Joel Watts writes that matters of sexuality are not about Christ or doctrine, but holiness.
For me, the via media focuses on Christ. As a subset of this, it focuses on orthodox doctrines of the Church. For most of us, the issue of homosexuality is not a doctrinal matter (i.e., Trinity, baptism, episcopal authority) but is a matter (in Wesleyan terms) of holiness. That is why I can focus on episcopal authority even while arguing for inclusion. I can focus on orthodoxy, hold to prima scripture, and attempt to be a part of the Great Tradition while arguing for inclusion.
The way his words flow here, it reads to me as if he is saying orthodox doctrine is “a subset” of a focus on Christ but that holiness is not. Perhaps he is merely saying holiness is a different subset of the focus on Christ. Or maybe he is saying holiness is a subset of doctrine. I’m not entirely sure.
In any event, he has me puzzling a bit about the relationship between doctrine and holiness.
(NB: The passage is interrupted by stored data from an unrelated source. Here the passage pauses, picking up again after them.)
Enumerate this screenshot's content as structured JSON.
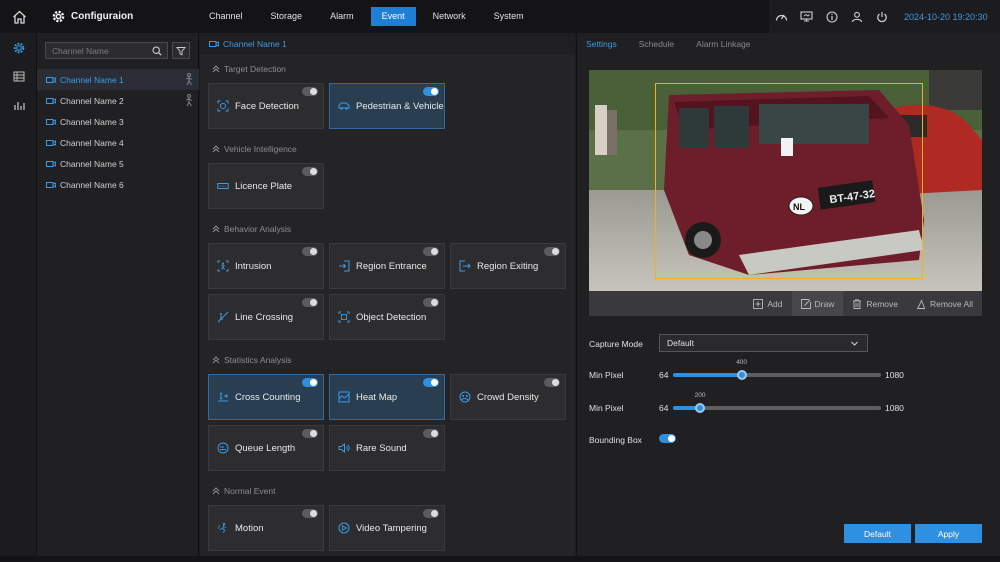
{
  "topbar": {
    "title": "Configuraion",
    "tabs": [
      {
        "label": "Channel"
      },
      {
        "label": "Storage"
      },
      {
        "label": "Alarm"
      },
      {
        "label": "Event",
        "active": true
      },
      {
        "label": "Network"
      },
      {
        "label": "System"
      }
    ],
    "datetime": "2024-10-20  19:20:30",
    "icons": [
      "dashboard-icon",
      "monitor-icon",
      "info-icon",
      "user-icon",
      "power-icon"
    ]
  },
  "rail": {
    "icons": [
      "settings-icon",
      "list-icon",
      "stats-icon"
    ]
  },
  "sidebar": {
    "search_placeholder": "Channel Name",
    "channels": [
      {
        "label": "Channel Name 1"
      },
      {
        "label": "Channel Name 2"
      },
      {
        "label": "Channel Name 3"
      },
      {
        "label": "Channel Name 4"
      },
      {
        "label": "Channel Name 5"
      },
      {
        "label": "Channel Name 6"
      }
    ]
  },
  "middle": {
    "header": "Channel Name 1",
    "sections": {
      "target": "Target Detection",
      "vehicle": "Vehicle Intelligence",
      "behavior": "Behavior Analysis",
      "statistics": "Statistics Analysis",
      "normal": "Normal Event"
    },
    "cards": {
      "face": "Face Detection",
      "pedestrian": "Pedestrian & Vehicle",
      "licence": "Licence Plate",
      "intrusion": "Intrusion",
      "region_entrance": "Region Entrance",
      "region_exiting": "Region Exiting",
      "line_crossing": "Line Crossing",
      "object_detection": "Object Detection",
      "cross_counting": "Cross Counting",
      "heat_map": "Heat Map",
      "crowd_density": "Crowd Density",
      "queue_length": "Queue Length",
      "rare_sound": "Rare Sound",
      "motion": "Motion",
      "video_tampering": "Video Tampering"
    }
  },
  "right": {
    "tabs": [
      "Settings",
      "Schedule",
      "Alarm Linkage"
    ],
    "plate_text": "BT-47-32",
    "country_text": "NL",
    "tools": {
      "add": "Add",
      "draw": "Draw",
      "remove": "Remove",
      "remove_all": "Remove All"
    },
    "capture_mode_label": "Capture Mode",
    "capture_mode_value": "Default",
    "min_pixel_1": {
      "label": "Min Pixel",
      "min": "64",
      "max": "1080",
      "value": "400",
      "fraction": 0.33
    },
    "min_pixel_2": {
      "label": "Min Pixel",
      "min": "64",
      "max": "1080",
      "value": "200",
      "fraction": 0.13
    },
    "bounding_box_label": "Bounding Box",
    "buttons": {
      "default": "Default",
      "apply": "Apply"
    }
  },
  "colors": {
    "accent": "#2f8fe0",
    "bbox": "#f0b020"
  }
}
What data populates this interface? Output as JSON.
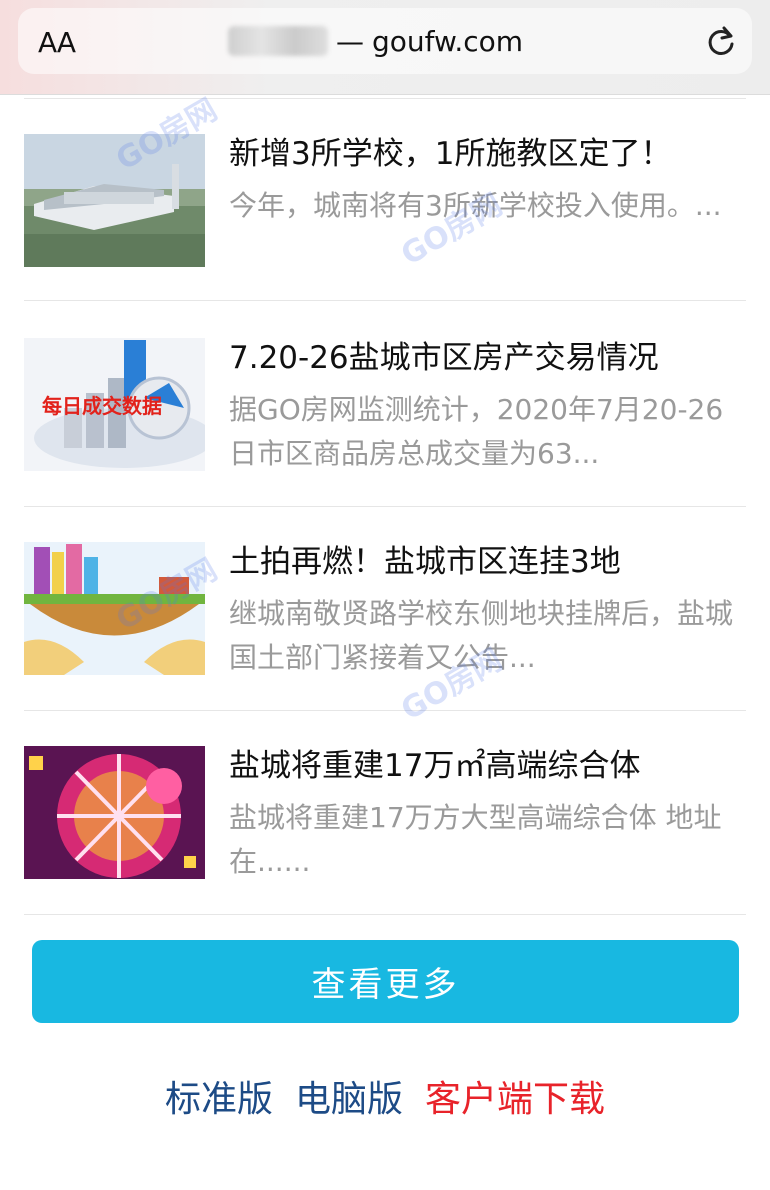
{
  "browser": {
    "text_size_label": "AA",
    "url_prefix_blurred": true,
    "url_separator": "—",
    "url": "goufw.com",
    "reload_icon": "reload-icon"
  },
  "articles": [
    {
      "title": "新增3所学校，1所施教区定了！",
      "summary": "今年，城南将有3所新学校投入使用。...",
      "thumb": "school-aerial-photo"
    },
    {
      "title": "7.20-26盐城市区房产交易情况",
      "summary": "据GO房网监测统计，2020年7月20-26日市区商品房总成交量为63...",
      "thumb_label": "每日成交数据"
    },
    {
      "title": "土拍再燃！盐城市区连挂3地",
      "summary": "继城南敬贤路学校东侧地块挂牌后，盐城国土部门紧接着又公告...",
      "thumb": "hands-holding-land"
    },
    {
      "title": "盐城将重建17万㎡高端综合体",
      "summary": "盐城将重建17万方大型高端综合体 地址在......",
      "thumb": "shopping-globe"
    }
  ],
  "watermark_text": "GO房网",
  "more_button": "查看更多",
  "footer": {
    "standard": "标准版",
    "desktop": "电脑版",
    "app_download": "客户端下载"
  },
  "colors": {
    "accent_button": "#18b8e1",
    "footer_link": "#1d4b86",
    "footer_app_link": "#e8232a"
  }
}
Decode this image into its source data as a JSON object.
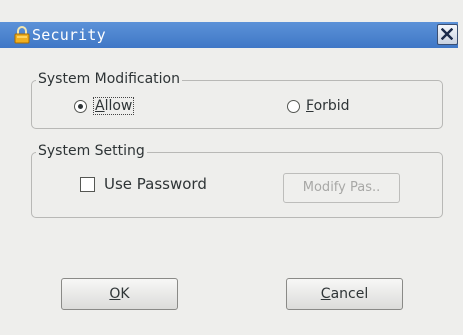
{
  "window": {
    "title": "Security",
    "icon": "lock-icon",
    "close_icon": "close-icon"
  },
  "groups": {
    "system_modification": {
      "title": "System Modification",
      "options": {
        "allow": {
          "mnemonic": "A",
          "rest": "llow",
          "selected": true
        },
        "forbid": {
          "mnemonic": "F",
          "rest": "orbid",
          "selected": false
        }
      }
    },
    "system_setting": {
      "title": "System Setting",
      "use_password": {
        "label": "Use Password",
        "checked": false
      },
      "modify_button": {
        "label": "Modify Pas..",
        "enabled": false
      }
    }
  },
  "buttons": {
    "ok": {
      "mnemonic": "O",
      "rest": "K"
    },
    "cancel": {
      "mnemonic": "C",
      "rest": "ancel"
    }
  },
  "colors": {
    "titlebar": "#4a84d0",
    "background": "#eeeeec",
    "text": "#2e3436"
  }
}
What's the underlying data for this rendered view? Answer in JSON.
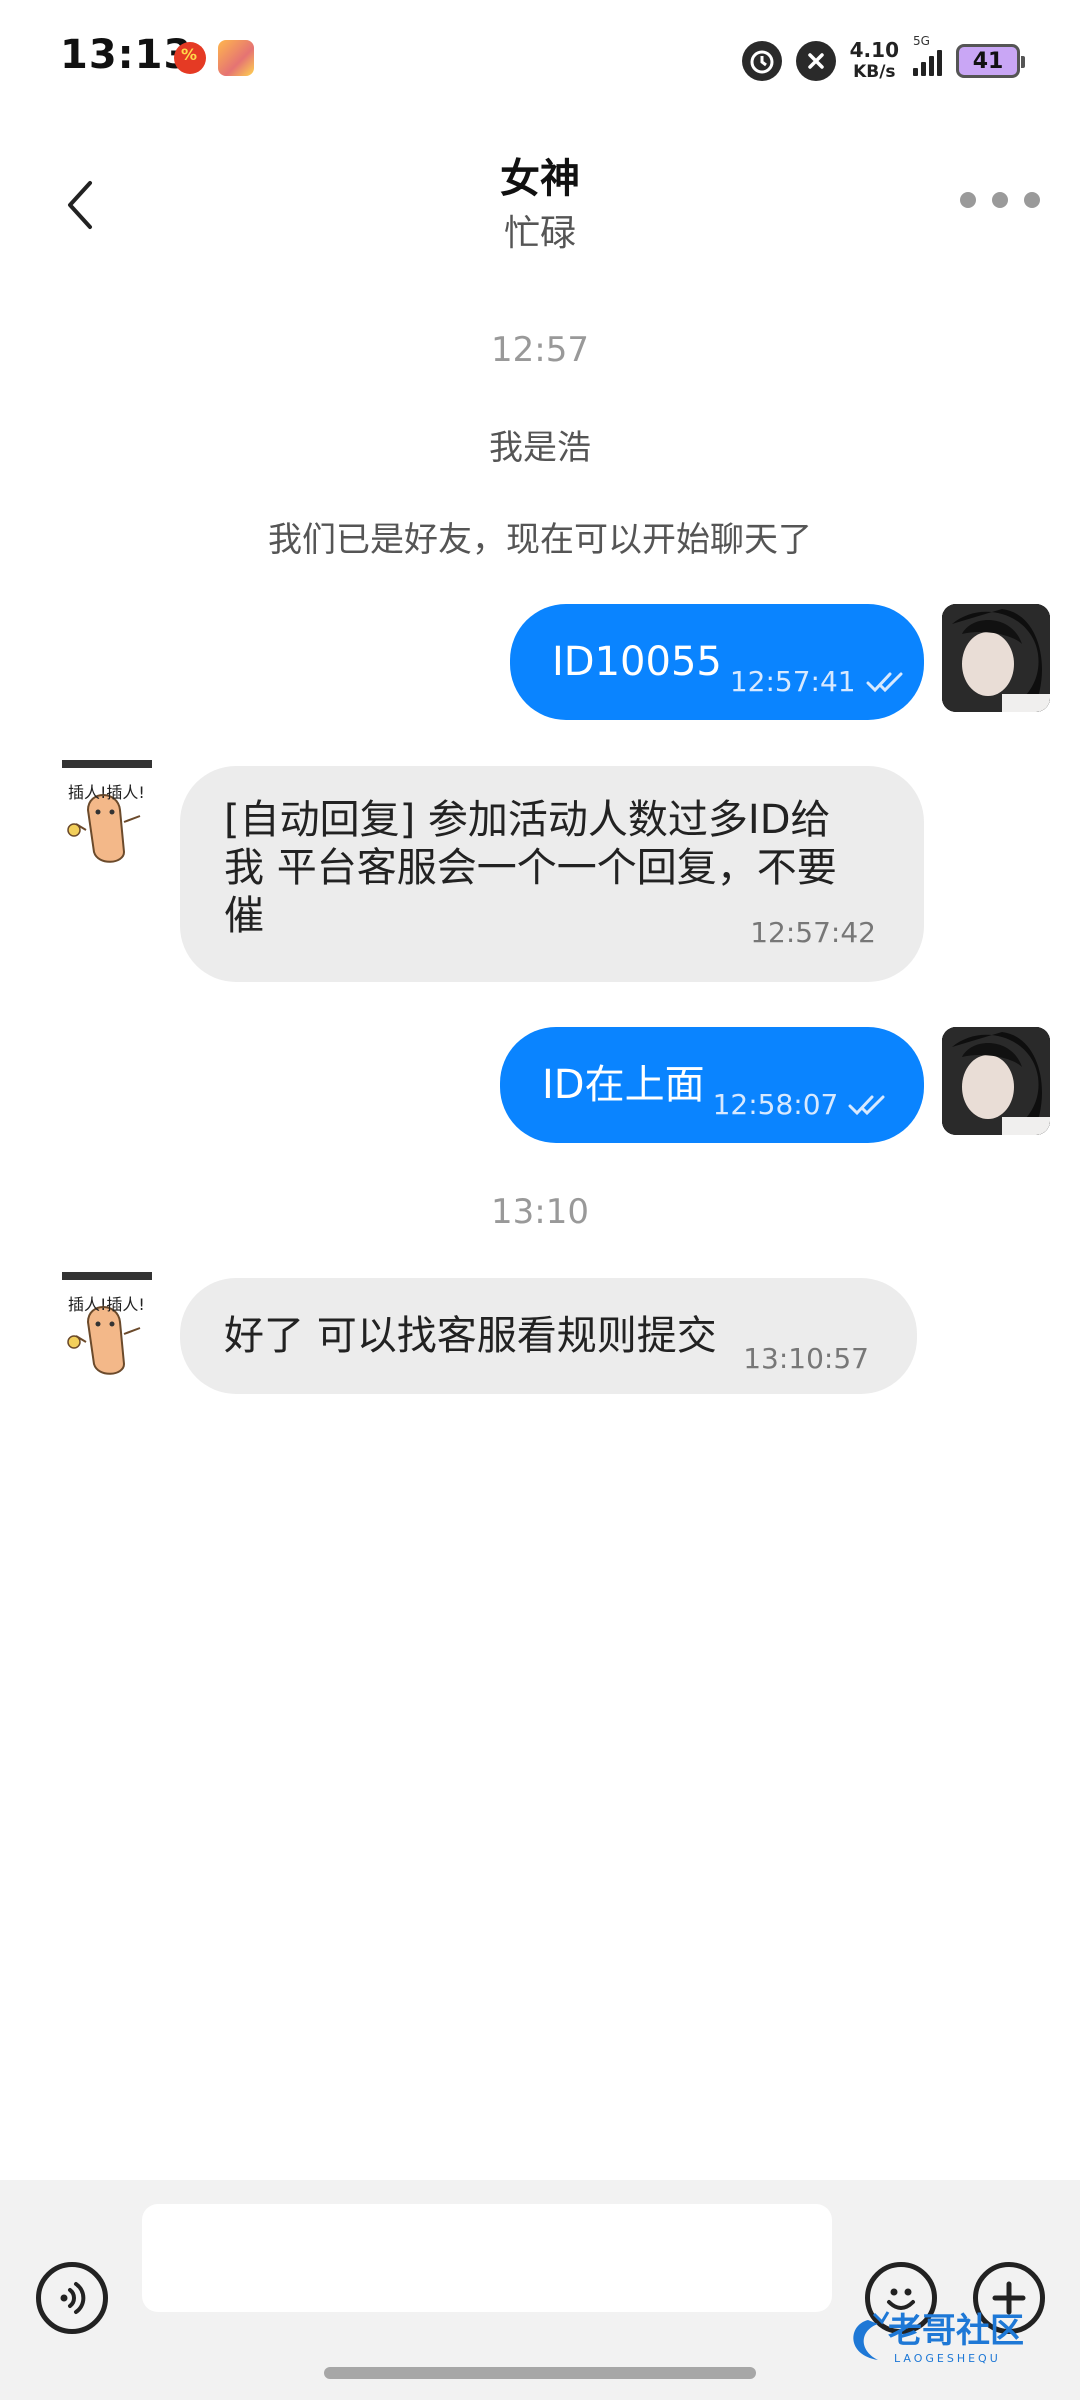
{
  "status_bar": {
    "time": "13:13",
    "net_speed_value": "4.10",
    "net_speed_unit": "KB/s",
    "network_type": "5G",
    "battery": "41",
    "icons": [
      "notification-red-icon",
      "game-app-icon",
      "alarm-icon",
      "mute-icon",
      "signal-icon",
      "battery-icon"
    ]
  },
  "header": {
    "title": "女神",
    "subtitle": "忙碌"
  },
  "chat": {
    "time_1": "12:57",
    "system_1": "我是浩",
    "system_2": "我们已是好友，现在可以开始聊天了",
    "msg_1": {
      "direction": "out",
      "text": "ID10055",
      "time": "12:57:41",
      "read": true
    },
    "msg_2": {
      "direction": "in",
      "text": "[自动回复] 参加活动人数过多ID给我  平台客服会一个一个回复，不要催",
      "line_1": "[自动回复] 参加活动人数过多ID给",
      "line_2": "我  平台客服会一个一个回复，不要",
      "line_3": "催",
      "time": "12:57:42"
    },
    "msg_3": {
      "direction": "out",
      "text": "ID在上面",
      "time": "12:58:07",
      "read": true
    },
    "time_2": "13:10",
    "msg_4": {
      "direction": "in",
      "text": "好了  可以找客服看规则提交",
      "time": "13:10:57"
    }
  },
  "input": {
    "placeholder": "",
    "value": ""
  },
  "watermark": {
    "text": "老哥社区",
    "subtext": "LAOGESHEQU"
  },
  "colors": {
    "outgoing_bubble": "#0a84ff",
    "incoming_bubble": "#ececec",
    "background": "#ffffff",
    "input_bar": "#f2f2f2"
  }
}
I’ve always taken holiness — which is another word for sanctification which for Wesley is another word for salvation — to be itself part of the doctrine of the Christian Church. Holiness is what it means to live out our baptismal vows. It is what it means to be saved.
I don’t see how we can disagree about what it means to be holy and say we agree on the doctrines of justification and sanctification, for instance. Furthermore, if pressed, I’d argue that holiness comes before doctrine.
First, we focus on Christ. In this focus, what we notice overwhelmingly is his holiness. It is only after this that we begin to develop the superstructure of doctrine that gives shape and stability to our beliefs and practices. The Church was the church when all it had before it was the holiness of Christ. It did not have to wait for Nicea to become the church. All we needed was Christ and his holiness.
This is why questions about food laws and circumcision were existential issues for the church. They cut to the meaning of holiness.
Which is all a way of saying that I find matters of holiness more important than doctrine when it comes to Christian unity. And I think Wesley would agree.
This has little to do with the main point that Watts was trying to make about United Methodism and schism and so on, but it his post got my gears moving.
When it comes to questions of doctrine vs. questions of holiness, which do you think is more crucial for the unity of the church and the life of the Christian?